A court in Moldova today convicted three people of participating in training for subversive activities, held in Bosnia and Herzegovina and Serbia in 2024 as part of Russia's efforts to undermine Moldova's pro-European orientation.
Aliona Gotko was sentenced to four years and one month in prison, Lyudmila Kostenko to four years, and Vladimir Kharchevnikov to five years and four months, and the sentences can be appealed within 15 days, BIRN reports on its Balkan Insight portal.
None of the defendants attended the verdict and arrest warrants have been issued for them.
In September 2024, Moldova's intelligence service received information that Russian instructors were training Moldovan citizens in camps in Bosnia and Herzegovina and Serbia, with the aim of creating chaos during the presidential elections that year, when a referendum was held on introducing the aspiration for membership in the European Union into the Constitution, which Russia opposes.
A month later, Moldovan police arrested several hundred people, in raids linked to training in the Balkans, but also in Russia.

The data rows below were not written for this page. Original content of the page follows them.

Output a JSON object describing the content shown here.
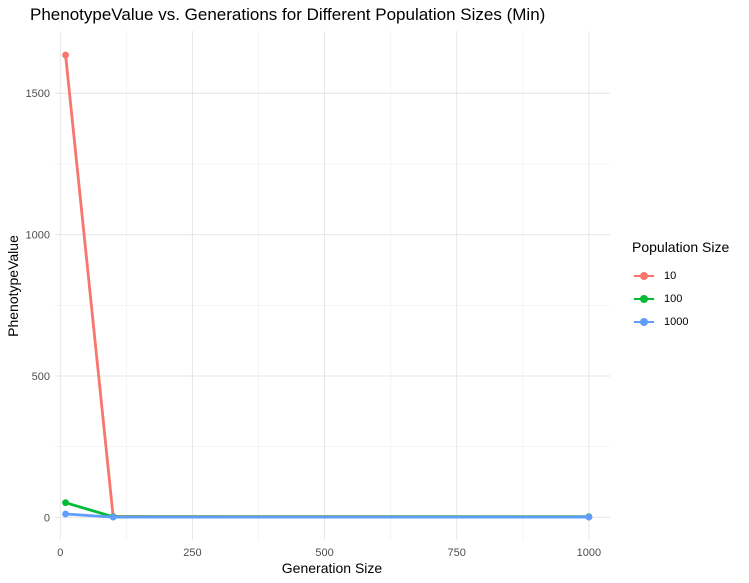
{
  "chart_data": {
    "type": "line",
    "title": "PhenotypeValue vs. Generations for Different Population Sizes (Min)",
    "xlabel": "Generation Size",
    "ylabel": "PhenotypeValue",
    "xlim": [
      -10,
      1040
    ],
    "ylim": [
      -80,
      1720
    ],
    "xticks": [
      0,
      250,
      500,
      750,
      1000
    ],
    "xtick_labels": [
      "0",
      "250",
      "500",
      "750",
      "1000"
    ],
    "yticks": [
      0,
      500,
      1000,
      1500
    ],
    "ytick_labels": [
      "0",
      "500",
      "1000",
      "1500"
    ],
    "grid": true,
    "legend": {
      "title": "Population Size",
      "placement": "right"
    },
    "series": [
      {
        "name": "10",
        "color": "#F8766D",
        "x": [
          10,
          100,
          1000
        ],
        "y": [
          1635,
          3,
          2
        ]
      },
      {
        "name": "100",
        "color": "#00BA38",
        "x": [
          10,
          100,
          1000
        ],
        "y": [
          52,
          2,
          2
        ]
      },
      {
        "name": "1000",
        "color": "#619CFF",
        "x": [
          10,
          100,
          1000
        ],
        "y": [
          12,
          1,
          1
        ]
      }
    ]
  }
}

Gotko, Kostenko and Kharchevnikov pleaded not guilty in court to charges of planning unrest, but admitted that they were in a camp in Bosnia and Herzegovina, which was located in the village of Glamočani, near Banja Luka.
The trainees were brought to the camp from Serbia, but were not given full details before their arrival. Those who testified said they were trained to operate drones, which were also equipped with mechanisms to throw smoke bombs or stun grenades.

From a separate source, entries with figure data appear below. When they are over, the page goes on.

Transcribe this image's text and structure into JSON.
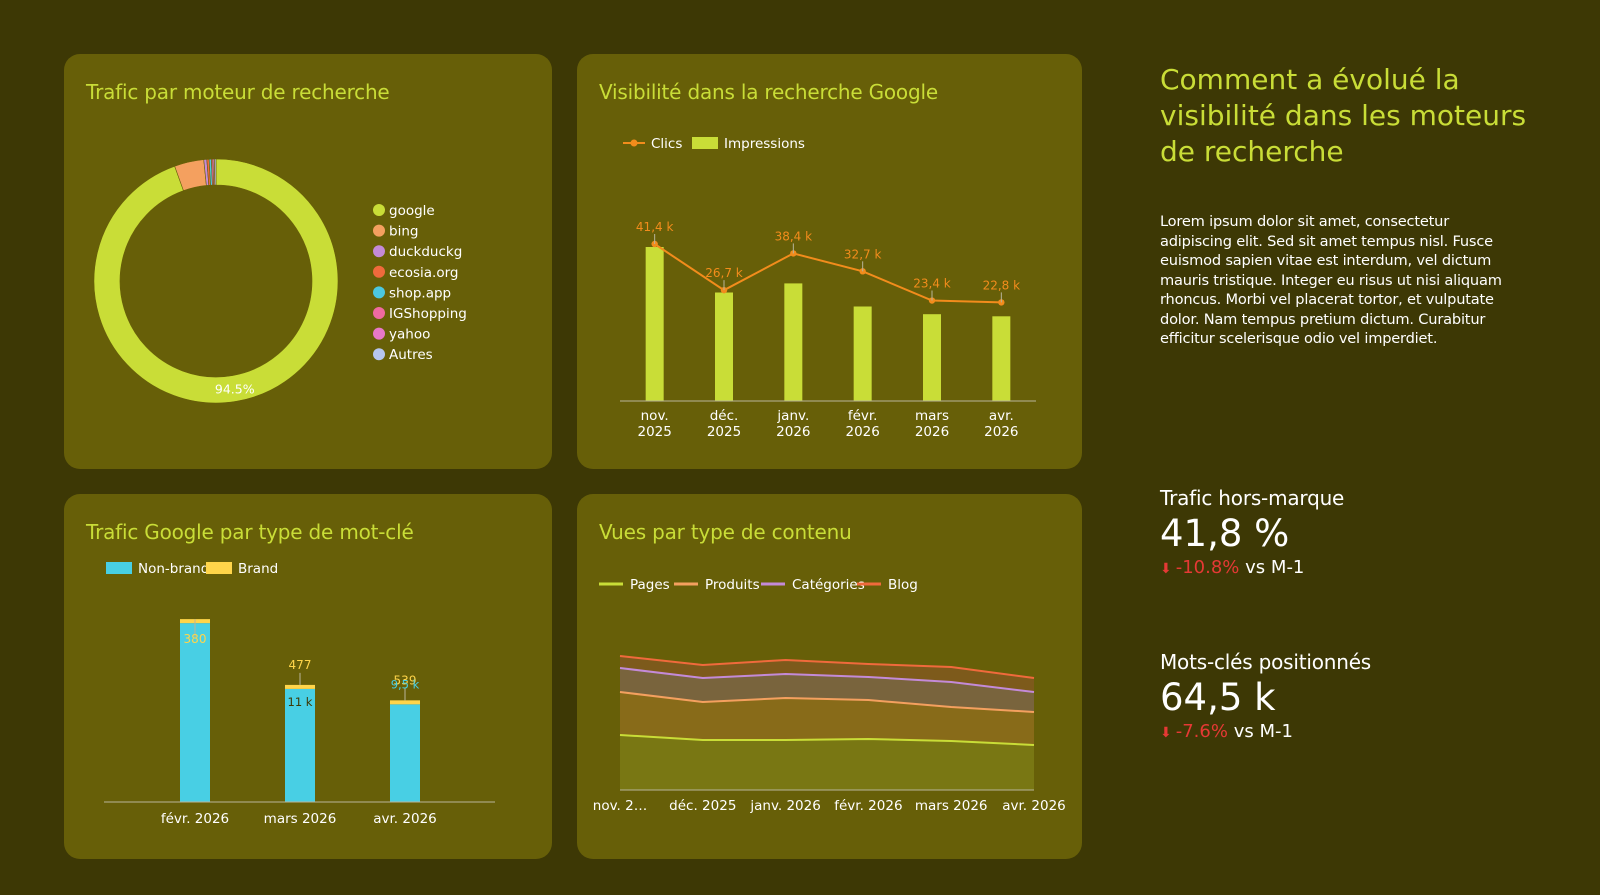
{
  "panels": {
    "traffic": {
      "title": "Trafic par moteur de recherche"
    },
    "visibility": {
      "title": "Visibilité dans la recherche Google"
    },
    "keywords": {
      "title": "Trafic Google par type de mot-clé"
    },
    "views": {
      "title": "Vues par type de contenu"
    }
  },
  "side": {
    "title": "Comment a évolué la visibilité dans les moteurs de recherche",
    "body": "Lorem ipsum dolor sit amet, consectetur adipiscing elit. Sed sit amet tempus nisl. Fusce euismod sapien vitae est interdum, vel dictum mauris tristique. Integer eu risus ut nisi aliquam rhoncus. Morbi vel placerat tortor, et vulputate dolor. Nam tempus pretium dictum. Curabitur efficitur scelerisque odio vel imperdiet."
  },
  "kpis": [
    {
      "label": "Trafic hors-marque",
      "value": "41,8 %",
      "delta": "-10.8%",
      "suffix": "vs M-1"
    },
    {
      "label": "Mots-clés positionnés",
      "value": "64,5 k",
      "delta": "-7.6%",
      "suffix": "vs M-1"
    }
  ],
  "colors": {
    "accent": "#c9dd37",
    "panel": "#675f08",
    "background": "#3d3805",
    "negative": "#e53935"
  },
  "chart_data": [
    {
      "type": "pie",
      "title": "Trafic par moteur de recherche",
      "labels": [
        "google",
        "bing",
        "duckduckg",
        "ecosia.org",
        "shop.app",
        "IGShopping",
        "yahoo",
        "Autres"
      ],
      "values": [
        94.5,
        3.9,
        0.4,
        0.3,
        0.3,
        0.2,
        0.2,
        0.2
      ],
      "colors": [
        "#c9dd37",
        "#f4a05f",
        "#c48ad8",
        "#f06a3c",
        "#4cc8e0",
        "#f06aa0",
        "#e878c8",
        "#b6c6f0"
      ],
      "data_labels": [
        "94.5%",
        "",
        "",
        "",
        "",
        "",
        "",
        ""
      ],
      "legend": "right"
    },
    {
      "type": "bar",
      "title": "Visibilité dans la recherche Google",
      "categories": [
        "nov. 2025",
        "déc. 2025",
        "janv. 2026",
        "févr. 2026",
        "mars 2026",
        "avr. 2026"
      ],
      "series": [
        {
          "name": "Clics",
          "type": "line",
          "color": "#f28c1c",
          "values": [
            41.4,
            26.7,
            38.4,
            32.7,
            23.4,
            22.8
          ],
          "labels": [
            "41,4 k",
            "26,7 k",
            "38,4 k",
            "32,7 k",
            "23,4 k",
            "22,8 k"
          ]
        },
        {
          "name": "Impressions",
          "type": "bar",
          "color": "#c9dd37",
          "values": [
            2.2,
            1.55,
            1.68,
            1.35,
            1.24,
            1.21
          ]
        }
      ],
      "legend": "top-left",
      "grid": false
    },
    {
      "type": "bar",
      "title": "Trafic Google par type de mot-clé",
      "categories": [
        "févr. 2026",
        "mars 2026",
        "avr. 2026"
      ],
      "stacked": true,
      "series": [
        {
          "name": "Non-brand",
          "color": "#48cfe4",
          "values": [
            17.4,
            11.0,
            9.5
          ],
          "labels": [
            "",
            "11 k",
            "9,5 k"
          ]
        },
        {
          "name": "Brand",
          "color": "#ffd54a",
          "values": [
            0.38,
            0.477,
            0.539
          ],
          "labels": [
            "380",
            "477",
            "539"
          ]
        }
      ],
      "legend": "top-left",
      "grid": false
    },
    {
      "type": "area",
      "title": "Vues par type de contenu",
      "categories": [
        "nov. 2…",
        "déc. 2025",
        "janv. 2026",
        "févr. 2026",
        "mars 2026",
        "avr. 2026"
      ],
      "stacked": true,
      "series": [
        {
          "name": "Pages",
          "color": "#c9dd37",
          "values": [
            55,
            50,
            50,
            51,
            49,
            45
          ]
        },
        {
          "name": "Produits",
          "color": "#f4a05f",
          "values": [
            43,
            38,
            42,
            39,
            34,
            33
          ]
        },
        {
          "name": "Catégories",
          "color": "#c48ad8",
          "values": [
            24,
            24,
            24,
            23,
            25,
            20
          ]
        },
        {
          "name": "Blog",
          "color": "#f06a3c",
          "values": [
            12,
            13,
            14,
            13,
            15,
            14
          ]
        }
      ],
      "legend": "top-left",
      "grid": false
    }
  ]
}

According to these testimonies, the instructor in charge of the drones was Russian and the training participants called him "Viktor", but his identity has not yet been revealed.
Despite evidence and admissions, politicians from Republika Srpska, including the leader of the ruling coalition, Milorad Dodik, deny the existence of the camps, which is also the position of the Russian Embassy in Sarajevo.
Serbian police arrested two people in September 2025 on suspicion of training Moldovan and Romanian citizens in subversive tactics, with the intention of causing unrest during Moldova's parliamentary elections that month. It was also reported at the time that more than 150 Moldovan and Romanian citizens were being trained at a holiday camp in western Serbia.
Moldovan authorities at the same time carried out a series of raids against a network believed to be responsible for training people in Serbia to sabotage Moldova's parliamentary elections, under the supervision of Russian agents.